PyListObject dynamic resizing strategy, PyTupleObject immutability, and the array module's typed buffer.

Lists, tuples, and array-like objects represent ordered collections. They all support indexed access, but they have different storage models, mutability rules, and performance tradeoffs.

A list is a mutable sequence of object references.

A tuple is an immutable sequence of object references.

An array-like object stores compact typed data or exposes a contiguous buffer.

These distinctions matter because CPython containers store references unless the type is specifically designed for raw storage.

15.1 Ordered Collections

Python has several ordered collection types.

TypeMutableStoresMain use
listYesObject referencesGeneral mutable sequence
tupleNoObject referencesFixed records, immutable groups
array.arrayYesRaw typed valuesCompact numeric storage
bytesNoRaw bytesImmutable binary data
bytearrayYesRaw bytesMutable binary data
memoryviewView-dependentRaw buffer viewZero-copy buffer access

A list and a tuple can store objects of any type:

xs = [1, "two", object()]
t = (1, "two", object())

An array stores values of one machine-level type:

from array import array

nums = array("i", [1, 2, 3])

15.2 Lists Store References

A CPython list stores pointers to Python objects.

Conceptually:

PyListObject
    PyVarObject header
        ob_size = logical length
    ob_item ----> array of PyObject *
    allocated = capacity

For:

xs = [10, 20, 30]

the layout is:

list object
    ob_size = 3
    allocated >= 3
    ob_item ----+
                |
                v
              [ptr][ptr][ptr]
                |    |    |
                v    v    v
               10   20   30

The list does not inline the integer payloads. It stores references to integer objects.

This is why a list can hold mixed types:

xs = [1, "hello", None, []]

Every element slot has the same representation: a PyObject *.

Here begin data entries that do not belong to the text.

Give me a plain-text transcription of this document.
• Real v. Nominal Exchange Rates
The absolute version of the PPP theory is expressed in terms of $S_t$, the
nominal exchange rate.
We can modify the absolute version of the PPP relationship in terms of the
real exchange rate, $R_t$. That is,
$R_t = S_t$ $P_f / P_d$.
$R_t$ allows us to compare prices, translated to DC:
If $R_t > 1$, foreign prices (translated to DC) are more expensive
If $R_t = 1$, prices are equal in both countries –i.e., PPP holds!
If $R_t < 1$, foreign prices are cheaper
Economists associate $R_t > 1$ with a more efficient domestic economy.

15.3 List Length and Capacity

A list has a logical length and an allocated capacity.

length
    number of active elements

capacity
    number of slots currently allocated in the internal array

Example:

xs = []
xs.append("a")
xs.append("b")
xs.append("c")

The logical length is 3. The allocated capacity may be greater than 3.

This spare capacity allows efficient append. CPython does not normally resize the internal array on every append. It grows the array in larger steps.

Conceptually:

append item
    if length < allocated:
        store item in spare slot
        length += 1
    else:
        allocate larger array
        copy references
        store item
        length += 1

The object identity of the list remains stable. The internal element array may move.

xs = []
before = id(xs)

for i in range(1000):
    xs.append(i)

after = id(xs)
print(before == after)   # True

15.4 List Append

list.append adds one object reference to the end.

xs = []
xs.append(1)
xs.append(2)

At the C level, append must:

ensure there is enough capacity
increment the appended object's reference count
store the object pointer
increase the logical size

Appending an object does not copy it.

item = []
xs = []
xs.append(item)

item.append(1)
print(xs)        # [[1]]

The list stores a reference to item.

15.5 List Over-Allocation

List over-allocation is the reason repeated append is efficient.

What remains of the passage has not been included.